The biggest limitation is the small number of people with disabilities (only 9 compared to 94 without). This makes it harder to be confident about the findings. The study only looked at one hospital, so results might be different elsewhere. Doctors didn’t randomly assign people to groups—they just compared people who already had surgery—which means there could be differences between groups we don’t know about. The study also didn’t look at quality of life, mental health, or how well people followed post-surgery instructions, which are important outcomes.
The Bottom Line
If you have a developmental disability and obesity, weight loss surgery may be worth discussing with your doctor. The evidence suggests it can work as well as it does for people without disabilities. However, this is based on a small study, so decisions should be made with your healthcare team considering your individual situation. (Moderate confidence—based on limited evidence)

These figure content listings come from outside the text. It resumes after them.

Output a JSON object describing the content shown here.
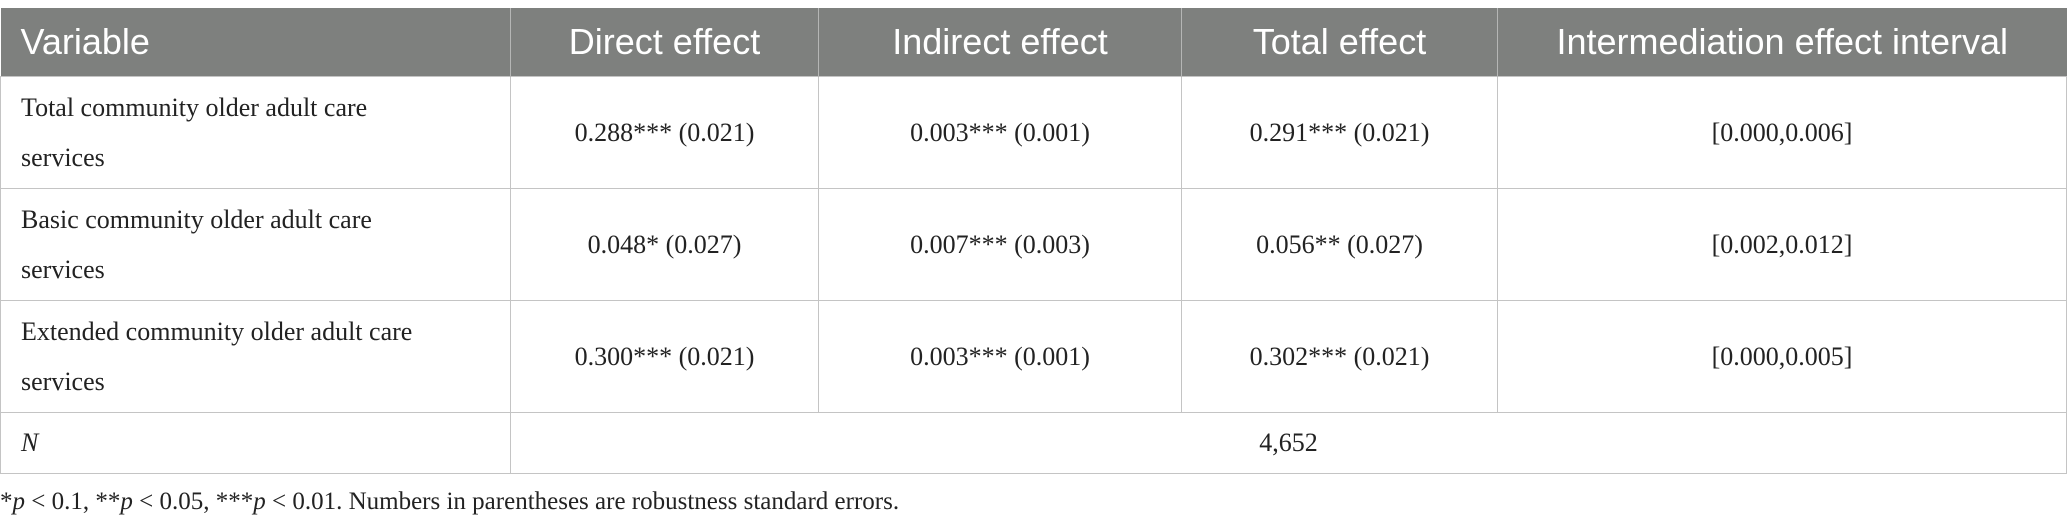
{
  "table": {
    "headers": [
      "Variable",
      "Direct effect",
      "Indirect effect",
      "Total effect",
      "Intermediation effect interval"
    ],
    "rows": [
      {
        "variable": "Total community older adult care services",
        "direct": "0.288*** (0.021)",
        "indirect": "0.003*** (0.001)",
        "total": "0.291*** (0.021)",
        "interval": "[0.000,0.006]"
      },
      {
        "variable": "Basic community older adult care services",
        "direct": "0.048* (0.027)",
        "indirect": "0.007*** (0.003)",
        "total": "0.056** (0.027)",
        "interval": "[0.002,0.012]"
      },
      {
        "variable": "Extended community older adult care services",
        "direct": "0.300*** (0.021)",
        "indirect": "0.003*** (0.001)",
        "total": "0.302*** (0.021)",
        "interval": "[0.000,0.005]"
      }
    ],
    "n_row": {
      "label": "N",
      "value": "4,652"
    }
  },
  "footnote": {
    "sig1_mark": "*",
    "sig1_var": "p",
    "sig1_cond": " < 0.1, ",
    "sig2_mark": "**",
    "sig2_var": "p",
    "sig2_cond": " < 0.05, ",
    "sig3_mark": "***",
    "sig3_var": "p",
    "sig3_cond": " < 0.01. ",
    "note": "Numbers in parentheses are robustness standard errors."
  },
  "colors": {
    "header_bg": "#7e807e",
    "header_text": "#ffffff",
    "grid_line": "#c4c4c4",
    "body_text": "#222222"
  }
}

This research matters for teenagers and young adults with developmental disabilities who struggle with weight, their families, and their doctors. It’s particularly relevant for people with autism, Down syndrome, or other developmental conditions who have been told surgery isn’t an option. Doctors who care for young people with disabilities should also pay attention to these findings.

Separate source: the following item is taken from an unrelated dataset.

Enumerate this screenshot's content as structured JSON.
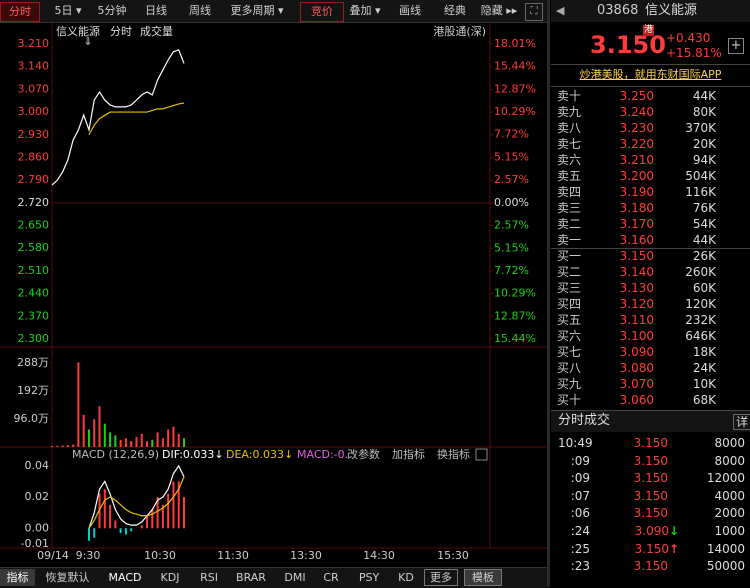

Weight loss typically becomes noticeable within the first few months after surgery, with the most significant loss happening in the first year. Most people reach their lowest weight around 18-24 months after surgery. However, maintaining weight loss requires ongoing lifestyle changes with diet and exercise.
Want to Apply This Research?
- If considering or recovering from weight loss surgery, track weekly weight and monthly measurements of waist, hips, and chest. Also log vitamin/mineral supplement intake and any symptoms of deficiency (fatigue, weakness, numbness).
- Set reminders to take prescribed vitamins and minerals daily after surgery. Log meals to ensure adequate protein intake (typically 60-80 grams daily) and track water consumption (typically 64+ ounces daily). Record any difficulty swallowing or digestion issues.
- Create a long-term tracking dashboard showing weight loss progress over months, vitamin level check-ins every 3-6 months, and adherence to post-surgery dietary guidelines. Set monthly goals for physical activity and nutrition milestones.
This research suggests weight loss surgery may be safe and effective for young people with developmental disabilities, but it’s based on a small study from one hospital. Weight loss surgery is a major medical procedure with risks and benefits that vary by individual. Anyone considering weight loss surgery should have a thorough evaluation by a qualified surgical team, including discussions about their specific disability, ability to follow post-surgery instructions, and long-term lifestyle changes. This information is not a substitute for professional medical advice, diagnosis, or treatment. Always consult with your healthcare provider before making decisions about surgery.